A grid search was used to interrogate the learned clustering procedure. For each grid point, the performance of the procedure on 10⁴ datasets was used to approximate the risk. In the hierarchical setting, for each dataset, ω was drawn from a standard uniform, whereas, in the nonhierarchical setting, fixed values of ω = 0,0.1, …,0.5 were considered. In all cases, a 100 × 100 grid of (μ₁, μ₂) on [−3,3]² was used.

Data applications

We start by describing the datasets used in our data applications. The Titanic survival data are publicly available as the titanic3 dataset in the Hmisc R package (34). It consists of information about 1309 Titanic passengers, of whom 500 survived. Two analyses were conducted. The first analysis used age and fare to predict passenger survival. A complete-case analysis was performed, resulting in a total of 1045 passengers in the dataset. The second analysis used a 10-dimensional predictor, namely, an indicator of having (i) a first-class ticket or (ii) a second-class ticket, (iii) age, (iv) a binary sex variable, (v) number of siblings or spouses onboard, (vi) number of parents or children onboard, (vii) fare, an indicator of whether a passenger embarked (viii) from Southampton or (ix) from Cherbourg, and (x) an indicator of whether any missing variables were imputed. The only missing variables in this analysis were age and fare, and in this second analysis, these missing values were imputed using median imputation, where the imputation for fare was stratified by ticket class.
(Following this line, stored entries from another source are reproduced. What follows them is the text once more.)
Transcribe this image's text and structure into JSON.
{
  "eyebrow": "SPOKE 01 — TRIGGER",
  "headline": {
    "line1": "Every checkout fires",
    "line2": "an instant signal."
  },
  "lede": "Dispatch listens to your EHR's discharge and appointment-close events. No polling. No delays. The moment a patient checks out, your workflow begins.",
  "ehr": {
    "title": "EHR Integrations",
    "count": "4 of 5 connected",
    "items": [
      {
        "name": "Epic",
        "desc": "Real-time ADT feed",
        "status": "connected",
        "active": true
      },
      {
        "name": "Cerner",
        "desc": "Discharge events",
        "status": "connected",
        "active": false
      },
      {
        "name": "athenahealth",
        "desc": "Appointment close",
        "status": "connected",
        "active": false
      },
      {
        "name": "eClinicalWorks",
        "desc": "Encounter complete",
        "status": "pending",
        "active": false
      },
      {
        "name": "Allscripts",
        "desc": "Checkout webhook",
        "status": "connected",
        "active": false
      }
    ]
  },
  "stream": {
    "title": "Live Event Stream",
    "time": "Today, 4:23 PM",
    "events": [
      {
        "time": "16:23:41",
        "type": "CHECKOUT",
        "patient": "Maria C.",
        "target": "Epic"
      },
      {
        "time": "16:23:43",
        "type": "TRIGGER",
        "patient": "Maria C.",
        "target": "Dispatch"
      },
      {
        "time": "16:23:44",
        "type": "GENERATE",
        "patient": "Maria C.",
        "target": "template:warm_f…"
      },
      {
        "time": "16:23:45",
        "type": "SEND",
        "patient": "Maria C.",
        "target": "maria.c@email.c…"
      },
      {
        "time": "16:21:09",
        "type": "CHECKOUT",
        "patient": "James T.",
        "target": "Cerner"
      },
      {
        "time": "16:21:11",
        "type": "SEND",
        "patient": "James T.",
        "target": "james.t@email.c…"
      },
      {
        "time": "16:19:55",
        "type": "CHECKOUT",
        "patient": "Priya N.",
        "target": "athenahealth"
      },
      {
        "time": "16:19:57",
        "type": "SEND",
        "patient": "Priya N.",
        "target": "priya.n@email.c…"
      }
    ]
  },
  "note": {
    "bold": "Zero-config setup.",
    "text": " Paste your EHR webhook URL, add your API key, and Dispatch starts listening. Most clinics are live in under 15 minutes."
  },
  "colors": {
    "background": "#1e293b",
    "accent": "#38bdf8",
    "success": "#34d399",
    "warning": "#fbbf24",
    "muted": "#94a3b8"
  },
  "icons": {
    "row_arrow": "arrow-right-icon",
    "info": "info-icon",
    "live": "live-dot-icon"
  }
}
HVTN 070 was a multicenter randomized clinical trial of the PENNVAX-B DNA vaccine (PV). A total of 120 HIV-1 uninfected adults aged 18 to 50 years were administered placebo, PV alone, PV with interleukin-12 (IL-12) DNA plasmid, or PV with one of two dose levels of IL-15 DNA plasmid. We focus on the individuals who received PV in combination with IL-12 or IL-15, pooling these three groups together into a group of 70 individuals. We restricted our analysis to the subset of 60 individuals for whom post-fourth vaccination HIV-specific CD4⁺ response measurements were available. We defined individuals as having a post-fourth vaccination CD4⁺ immune response if they had a response against at least one of HIV Env, Gag, or Pol at the post-fourth vaccination immunogenicity time point and as not having a response otherwise. Details on the intracellular cytokine staining method used to obtain these immune response measurements and to define the Env, Gag, and Pol response variables can be found in (35). Of the 60 individuals in our analysis, 23 had a CD4⁺ response.
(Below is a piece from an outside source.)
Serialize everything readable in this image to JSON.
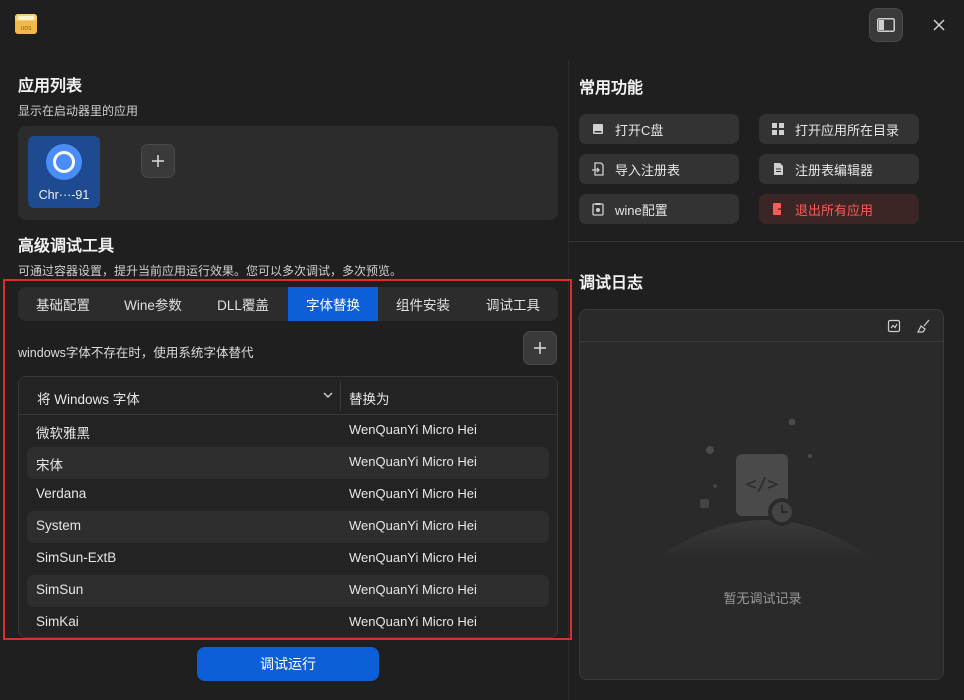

We now describe the methods for our data applications. The learned prediction procedures from each setting in Table 1 were used for these analyses. Settings i, ii, and iii were used for the Titanic analysis with two predictors; settings iv, v, and vi were used for the Titanic analysis with 10 predictors; and settings x, xi, and xii were used for the HIV vaccine analysis. In all analyses, covariates were linearly rescaled to more closely match the predictor distributions assumed when learning the prediction procedures. In both Titanic analyses, observations were linearly recentered and scaled so that each variable marginally had empirical mean 0 and variance 1 within each training set of size 50. In the HIV vaccine analysis, BMI was rescaled to have empirical mean 0 and variance 1 within each training set of size 50, whereas the sex variable was rescaled so that females have value +1 and males have value −1.

A total of 2 × 10⁴ cross-validation splits were used for the Titanic analyses, whereas 10³ splits were used for the HIV vaccine analyses. Validation samples were sampled uniformly at random, and rejection sampling was used to ensure that each validation sample had at least one positive and one negative outcome. Wald-type 95% CIs reported for the cross-validated cross-entropy and AUC. Different standard errors (SEs) were used for the Titanic and HIV vaccine analyses. For the Titanic analyses, the population is treated as finite, that is, consisting of the 1309 passengers in the dataset, and the SEs reflect uncertainty resulting from only drawing a subset of the collection of draws of 50 passengers from this population. Therefore, SEs were calculated using the variance of the performance estimates across folds. For the HIV vaccine analyses, SEs were calculated using the cvAUC R package (46) to account for the uncertainty resulting from drawing the 60 individuals from a large superpopulation.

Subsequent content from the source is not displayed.